Our questions, our wonderings, our thoughts, seem a little more elusive, a little more in-depth now that our “little ones” are in middle school. Things like “Is she working up to her potential?” is now more what occupies our brain.
Middle school is a whole different beast, to say the least. By design, we’ve been required to “step out” a bit. We’re not “at school” like we were in the elementary years. Much of the feedback, the input, and the information that we can glean from our child’s middle school days come from his or her sharing of information, the report card, school communication, and the parent-teacher conference.
At conference time, here are a few things to maximize your parent-teacher conference:
Ask about his or her demeanor and attitude at school. (You just may find it a little refreshing to find that the “tween” demeanor and attitude you see at home may be a little more pleasant at school!)
Focus on your child’s overall strengths and areas for development.
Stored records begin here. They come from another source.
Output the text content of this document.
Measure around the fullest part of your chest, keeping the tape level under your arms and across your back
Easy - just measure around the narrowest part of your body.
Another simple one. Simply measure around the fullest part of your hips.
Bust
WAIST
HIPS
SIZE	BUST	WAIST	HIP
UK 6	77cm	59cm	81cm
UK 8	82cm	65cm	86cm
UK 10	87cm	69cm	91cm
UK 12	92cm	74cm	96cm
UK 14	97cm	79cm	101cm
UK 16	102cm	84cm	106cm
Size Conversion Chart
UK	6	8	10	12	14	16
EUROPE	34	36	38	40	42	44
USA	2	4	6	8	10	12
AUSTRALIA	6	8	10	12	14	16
Explore beyond your child’s grades. Look at the big picture. What does the teacher see as your child’s overall strengths – outside of grades, tests and homework? What traits, behaviors, or characteristics could your child more fully develop? Share what you see. Team up on ways that you can build upon your child’s strengths and support him or her in the areas for development.
Get a clear picture of the expectations and responsibilities of your child, both while in school and in homework. Is he or she meeting them?
Make it a three-way street. Prior to your conference, ask your child if he or she has any questions, concerns, or topics that he or she would like you to bring up to the teacher. Share the teacher’s feedback with your child. The conference is a great way to connect, re-connect, and foster ongoing development with your child.
Find out what you can do at home to best support your child. One of my favorite things to ask teachers is: If he were your child, what would you focus on?
And, last, but not least: Enjoy the time. Savor the feedback you gain from the teacher and cherish this unique stage of your child’s life.